1974

STUMBLIN' BLOCKS, STEPPIN' STONES * JOSHIE JO ARMSTEAD * GOSPEL TRUTH 1214 * USA

Writer and singer Josephine "Jo" Armstead was not at all a well known name in the UK during the 1960s, yet her career has high points that, of themselves, are well known to Soul music fans. Born in the wonderful sounding city of Yazoo, Mississippi in 1944 Jo Armstead started out singing in Juke joints and at dances and enjoyed a stint with the Bobby 'Blue' Bland's band, after which she joined Little Melvin & The Downbeats. It was as part of the Ikettes, which she formed in 1961 with Eloise Hester and Delores Johnson as a backing group on the IKe and Tina Turner Revue, that she would have first been heard by British Soul fans. After leaving The Ikettes in 1962 she began recording under the pseudonym Dina Johnson, it is said to avoid Ike Turner! It was her talent as a writer that her work would be well known to most Soul fans; along with Nick Ashford and Valerie Simpson she wrote the Ray Charles hit  Let's Go Get Stoned and the scorcher I Don't Need No Doctor. She also had success in the 1960s with song recorded by Chuck Jackson and Maxine Brown, Casanova by Ruby Andrews, and Garland Green's Jealous Kinda Fella which was produced by her Giant company. 
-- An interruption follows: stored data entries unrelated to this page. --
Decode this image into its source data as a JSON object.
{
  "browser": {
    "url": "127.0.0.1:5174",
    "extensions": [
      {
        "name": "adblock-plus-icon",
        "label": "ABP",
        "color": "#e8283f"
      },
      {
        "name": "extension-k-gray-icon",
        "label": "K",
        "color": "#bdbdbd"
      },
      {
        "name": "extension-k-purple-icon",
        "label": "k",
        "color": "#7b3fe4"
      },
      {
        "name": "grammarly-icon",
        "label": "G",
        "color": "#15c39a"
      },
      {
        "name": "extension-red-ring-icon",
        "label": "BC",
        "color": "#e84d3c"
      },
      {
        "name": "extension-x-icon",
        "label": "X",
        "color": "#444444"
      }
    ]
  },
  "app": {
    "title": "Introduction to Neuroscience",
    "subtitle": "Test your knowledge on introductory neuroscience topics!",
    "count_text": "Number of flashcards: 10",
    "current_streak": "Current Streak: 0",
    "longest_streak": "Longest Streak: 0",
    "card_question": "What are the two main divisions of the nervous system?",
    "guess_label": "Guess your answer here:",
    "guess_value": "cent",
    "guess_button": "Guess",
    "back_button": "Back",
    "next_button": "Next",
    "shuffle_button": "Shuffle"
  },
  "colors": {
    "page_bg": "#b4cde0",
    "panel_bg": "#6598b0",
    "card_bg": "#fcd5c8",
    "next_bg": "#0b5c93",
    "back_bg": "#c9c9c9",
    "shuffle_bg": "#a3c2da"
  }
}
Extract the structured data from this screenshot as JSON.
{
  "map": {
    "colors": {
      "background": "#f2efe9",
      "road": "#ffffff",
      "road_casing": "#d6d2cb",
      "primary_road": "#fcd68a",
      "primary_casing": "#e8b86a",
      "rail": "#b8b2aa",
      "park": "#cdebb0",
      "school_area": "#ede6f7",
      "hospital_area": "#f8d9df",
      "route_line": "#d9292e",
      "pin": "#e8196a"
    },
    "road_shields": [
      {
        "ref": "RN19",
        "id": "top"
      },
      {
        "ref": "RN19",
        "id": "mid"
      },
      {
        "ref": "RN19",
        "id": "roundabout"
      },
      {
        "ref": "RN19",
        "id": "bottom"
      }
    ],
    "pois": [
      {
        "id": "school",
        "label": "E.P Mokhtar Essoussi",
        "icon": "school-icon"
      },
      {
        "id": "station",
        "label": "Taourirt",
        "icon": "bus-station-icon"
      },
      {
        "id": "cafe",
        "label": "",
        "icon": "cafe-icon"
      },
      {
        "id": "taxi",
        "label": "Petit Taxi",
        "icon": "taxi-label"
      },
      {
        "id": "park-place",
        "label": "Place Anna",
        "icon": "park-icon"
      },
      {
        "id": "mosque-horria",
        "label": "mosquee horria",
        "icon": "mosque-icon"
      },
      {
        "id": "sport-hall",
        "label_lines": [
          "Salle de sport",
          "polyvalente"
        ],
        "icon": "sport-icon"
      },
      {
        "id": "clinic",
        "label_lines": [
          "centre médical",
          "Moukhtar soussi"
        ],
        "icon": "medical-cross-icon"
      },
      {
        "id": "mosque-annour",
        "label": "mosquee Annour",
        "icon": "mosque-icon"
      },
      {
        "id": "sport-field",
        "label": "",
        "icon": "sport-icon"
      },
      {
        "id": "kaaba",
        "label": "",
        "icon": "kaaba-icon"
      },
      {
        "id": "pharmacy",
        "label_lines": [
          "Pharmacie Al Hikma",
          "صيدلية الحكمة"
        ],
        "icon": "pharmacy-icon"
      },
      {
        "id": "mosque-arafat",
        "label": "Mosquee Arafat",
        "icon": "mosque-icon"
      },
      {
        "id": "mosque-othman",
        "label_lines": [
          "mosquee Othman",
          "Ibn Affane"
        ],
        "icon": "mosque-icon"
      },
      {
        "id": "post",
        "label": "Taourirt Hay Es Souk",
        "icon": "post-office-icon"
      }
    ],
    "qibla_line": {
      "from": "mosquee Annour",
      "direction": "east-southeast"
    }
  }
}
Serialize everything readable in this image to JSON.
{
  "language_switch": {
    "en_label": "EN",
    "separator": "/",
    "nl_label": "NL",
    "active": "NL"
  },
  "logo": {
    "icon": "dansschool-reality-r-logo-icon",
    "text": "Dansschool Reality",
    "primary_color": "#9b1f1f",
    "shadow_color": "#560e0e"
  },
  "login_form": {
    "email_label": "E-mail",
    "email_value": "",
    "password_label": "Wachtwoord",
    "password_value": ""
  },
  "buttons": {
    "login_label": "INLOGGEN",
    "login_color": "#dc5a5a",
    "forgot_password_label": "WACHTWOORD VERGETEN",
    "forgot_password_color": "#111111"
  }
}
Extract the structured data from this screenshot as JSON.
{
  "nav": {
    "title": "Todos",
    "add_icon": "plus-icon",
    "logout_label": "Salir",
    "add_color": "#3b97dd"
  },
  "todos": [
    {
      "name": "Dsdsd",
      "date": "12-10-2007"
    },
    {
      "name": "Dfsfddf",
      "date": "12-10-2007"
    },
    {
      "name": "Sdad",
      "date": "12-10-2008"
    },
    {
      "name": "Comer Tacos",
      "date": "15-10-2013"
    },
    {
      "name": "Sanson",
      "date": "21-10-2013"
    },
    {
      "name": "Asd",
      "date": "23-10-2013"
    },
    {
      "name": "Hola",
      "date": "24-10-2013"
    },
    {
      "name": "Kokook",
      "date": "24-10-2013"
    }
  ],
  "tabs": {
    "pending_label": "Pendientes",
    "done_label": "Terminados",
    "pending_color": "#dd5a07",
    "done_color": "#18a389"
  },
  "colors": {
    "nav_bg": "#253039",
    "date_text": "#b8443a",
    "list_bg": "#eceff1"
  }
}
Released on the Stax Gospel imprint Gospel Truth, Stumblin' Blocks, Steppin' Stones (What Took Me So Long) is a sublime (auto?) biographical account of a life spent misinterpreting what is beneficial which eventually changed by adopting a frame of mind, or attitude, that could be described as Zen.

“If you are unable to find the truth right where you are, where else do you expect to find it?”